Brenda Wilson, Associate Dean, Community Health and Humanities, Faculty of Medicine, Memorial University.

Theme Co-Lead:

Kristine Votova, Project Director, Island Health – Vancouver Island Health Authority

Theme Team:

Timothy Caulfield, Faculty of Law and School of Public Health, University of Alberta (@CaulfieldTim)
Anne-Marie Laberge, Department of Pediatrics, Université de Montréal (publications)
France Légaré, Department of Family Medicine, Université Laval (website@SDM_ULAVAL)
Jacques Simard, Centre Hospitalier de l’Université Laval (CHUL), Université Laval (publications)
Sophie Veilleux, Département de management, Université Laval

The health, social, and economic impacts of ’omics based technologies depends on how well they are used in practice.
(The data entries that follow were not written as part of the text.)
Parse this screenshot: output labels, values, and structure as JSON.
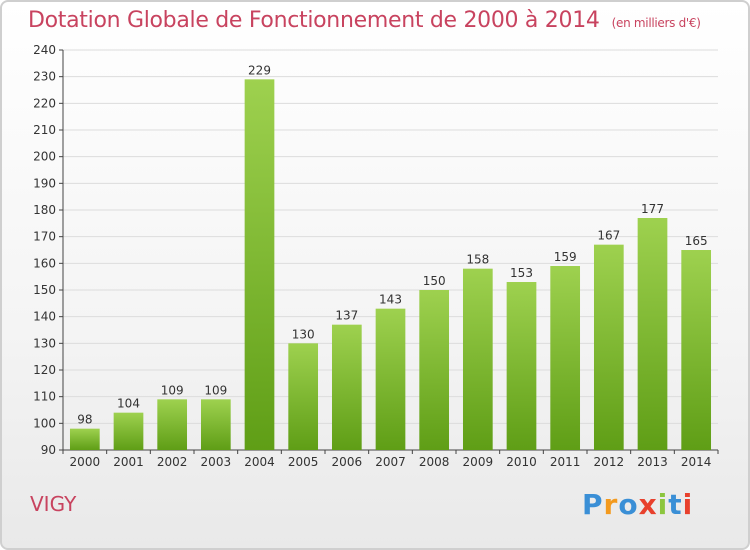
{
  "header": {
    "title": "Dotation Globale de Fonctionnement de 2000 à 2014",
    "subtitle": "(en milliers d'€)"
  },
  "footer": {
    "commune": "VIGY",
    "logo": "Proxiti"
  },
  "colors": {
    "bar_top": "#9ed14f",
    "bar_bottom": "#5f9e16",
    "title": "#c8435f",
    "grid": "#dcdcdc"
  },
  "chart_data": {
    "type": "bar",
    "categories": [
      "2000",
      "2001",
      "2002",
      "2003",
      "2004",
      "2005",
      "2006",
      "2007",
      "2008",
      "2009",
      "2010",
      "2011",
      "2012",
      "2013",
      "2014"
    ],
    "values": [
      98,
      104,
      109,
      109,
      229,
      130,
      137,
      143,
      150,
      158,
      153,
      159,
      167,
      177,
      165
    ],
    "title": "Dotation Globale de Fonctionnement de 2000 à 2014",
    "xlabel": "",
    "ylabel": "",
    "ylim": [
      90,
      240
    ],
    "yticks": [
      90,
      100,
      110,
      120,
      130,
      140,
      150,
      160,
      170,
      180,
      190,
      200,
      210,
      220,
      230,
      240
    ],
    "grid": true,
    "data_labels": true
  }
}
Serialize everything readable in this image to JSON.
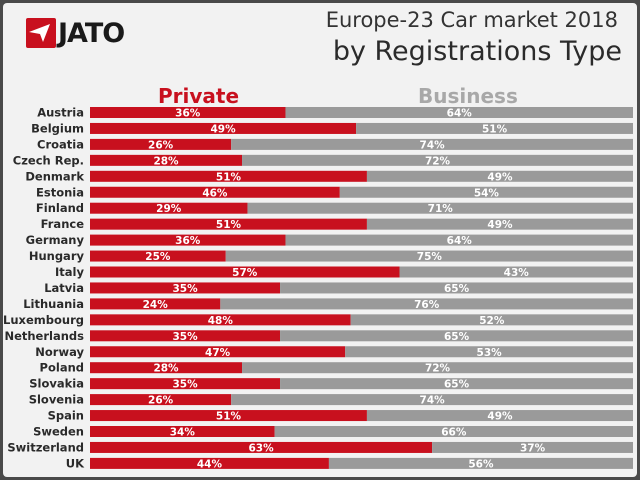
{
  "header": {
    "logo_text": "JATO",
    "title_line1": "Europe-23 Car market  2018",
    "title_line2": "by Registrations Type"
  },
  "colors": {
    "private": "#c8101e",
    "business": "#9a9a9a"
  },
  "chart_data": {
    "type": "bar",
    "orientation": "horizontal",
    "stacked": true,
    "title": "Europe-23 Car market  2018 by Registrations Type",
    "unit": "%",
    "xlim": [
      0,
      100
    ],
    "categories": [
      "Austria",
      "Belgium",
      "Croatia",
      "Czech Rep.",
      "Denmark",
      "Estonia",
      "Finland",
      "France",
      "Germany",
      "Hungary",
      "Italy",
      "Latvia",
      "Lithuania",
      "Luxembourg",
      "Netherlands",
      "Norway",
      "Poland",
      "Slovakia",
      "Slovenia",
      "Spain",
      "Sweden",
      "Switzerland",
      "UK"
    ],
    "series": [
      {
        "name": "Private",
        "values": [
          36,
          49,
          26,
          28,
          51,
          46,
          29,
          51,
          36,
          25,
          57,
          35,
          24,
          48,
          35,
          47,
          28,
          35,
          26,
          51,
          34,
          63,
          44
        ]
      },
      {
        "name": "Business",
        "values": [
          64,
          51,
          74,
          72,
          49,
          54,
          71,
          49,
          64,
          75,
          43,
          65,
          76,
          52,
          65,
          53,
          72,
          65,
          74,
          49,
          66,
          37,
          56
        ]
      }
    ],
    "legend": "top",
    "grid": false
  }
}
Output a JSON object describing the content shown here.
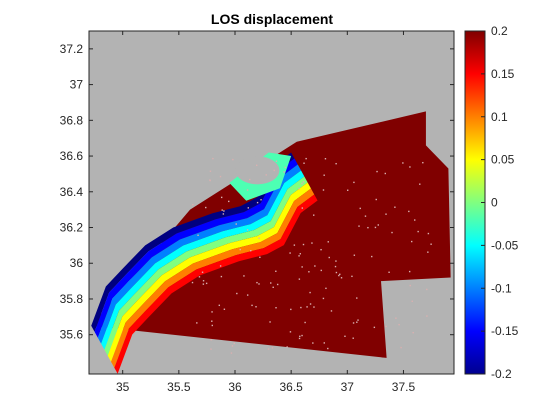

This means that implementation science and knowledge translation are important for every precision medicine project. Theme 3 will work towards (1) strengthening the links between KT/I researchers across the Genome Canada Genomic and Personalized Health (GAPH) research teams to consolidate their scarce expertise, (2) promoting understanding and coherent integration of KT/I in science-led projects, and (3) enhancing the speed and extent of implementation of outputs and deliverables through relationship-building with key stakeholders and major KT-oriented entities, such as the SPOR SUPPORT units.


(1) Develop a community of practice that enhances the KT component of Genome Canada projects
(2) Secure more extensive and effective implementation of the research findings from the GAPH projects in research clinical practice
(3) Promote greater inter and intra team understanding of KT science and issues
(4) Leverage external relationships to increase the resources available for, and the effectiveness of, KT research and practice in precision medicine.

Objectives will be achieved through detailed KT needs assessment and prioritisation within the 17 GAPH projects, followed by the development of Network-wide teams to address the high priority challenges, drawing on best practice from the Network and best research evidence. Teams will provide support to GAPH projects and develop educational resources to facilitate dissemination of best practices.